Old Stock Option Plan

Upon receipt of all approvals that may be required pursuant to Section 20 hereof, the Plan will replace the current stock option plan of the Company (the “Old Plan”) and on the date of receipt of all such approvals, the Old Plan will be of no further force and effect. All options and stock option agreements issued under the Old Plan shall thereafter be deemed to be issued under the Plan and thereafter shall be governed under the Plan.

 

20.

Necessary Approvals

The ability of a Participant to exercise options and the obligation of the Company to issue and deliver Shares in accordance with the Plan is subject to any approvals which may be required from any regulatory authority or stock exchange having jurisdiction over the securities of the Company.
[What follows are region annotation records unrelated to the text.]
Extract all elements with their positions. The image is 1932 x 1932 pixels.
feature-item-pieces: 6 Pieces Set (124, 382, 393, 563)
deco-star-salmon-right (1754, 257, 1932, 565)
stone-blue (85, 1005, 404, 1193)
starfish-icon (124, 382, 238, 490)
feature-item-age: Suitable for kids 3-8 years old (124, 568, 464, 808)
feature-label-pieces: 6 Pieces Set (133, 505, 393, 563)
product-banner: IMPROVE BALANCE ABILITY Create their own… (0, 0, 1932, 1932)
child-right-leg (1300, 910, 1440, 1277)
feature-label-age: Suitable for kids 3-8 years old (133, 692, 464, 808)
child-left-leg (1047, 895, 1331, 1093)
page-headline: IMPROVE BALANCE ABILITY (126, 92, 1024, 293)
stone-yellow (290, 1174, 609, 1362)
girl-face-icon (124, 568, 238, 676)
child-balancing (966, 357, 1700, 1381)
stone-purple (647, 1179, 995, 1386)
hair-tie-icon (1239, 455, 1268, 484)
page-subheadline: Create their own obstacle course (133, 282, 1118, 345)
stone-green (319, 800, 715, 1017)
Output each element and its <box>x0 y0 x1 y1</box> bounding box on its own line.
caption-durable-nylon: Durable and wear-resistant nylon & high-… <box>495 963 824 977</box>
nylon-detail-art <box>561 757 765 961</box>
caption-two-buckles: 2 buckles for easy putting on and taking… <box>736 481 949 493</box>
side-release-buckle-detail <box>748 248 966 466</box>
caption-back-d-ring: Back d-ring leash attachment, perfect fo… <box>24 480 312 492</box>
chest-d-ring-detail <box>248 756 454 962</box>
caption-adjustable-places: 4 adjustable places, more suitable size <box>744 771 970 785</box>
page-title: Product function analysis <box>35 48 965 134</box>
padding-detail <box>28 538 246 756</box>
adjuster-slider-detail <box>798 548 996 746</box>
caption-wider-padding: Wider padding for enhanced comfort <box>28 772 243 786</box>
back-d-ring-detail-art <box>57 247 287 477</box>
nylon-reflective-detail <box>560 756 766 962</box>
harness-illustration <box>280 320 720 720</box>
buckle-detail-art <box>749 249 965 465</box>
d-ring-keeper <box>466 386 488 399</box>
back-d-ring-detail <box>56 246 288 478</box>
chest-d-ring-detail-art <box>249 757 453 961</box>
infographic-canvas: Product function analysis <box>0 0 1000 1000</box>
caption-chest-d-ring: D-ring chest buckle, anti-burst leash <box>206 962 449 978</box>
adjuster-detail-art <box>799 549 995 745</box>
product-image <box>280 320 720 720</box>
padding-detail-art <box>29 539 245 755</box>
If any Shares cannot be issued to any Participant for whatever reason, the obligation of the Company to issue such Shares shall terminate and any option exercise price paid to the Company will be returned to the Participant.

 

21.

Effective Date of Plan

The Plan has been adopted by the Board of the Company subject to the approval of the Exchange and, if so approved, subject to the discretion of the Board, the Plan shall become effective upon such approval being obtained.

 

22.

Interpretation

The Plan will be governed by and construed in accordance with the laws of the Province of British Columbia and Canada, as applicable.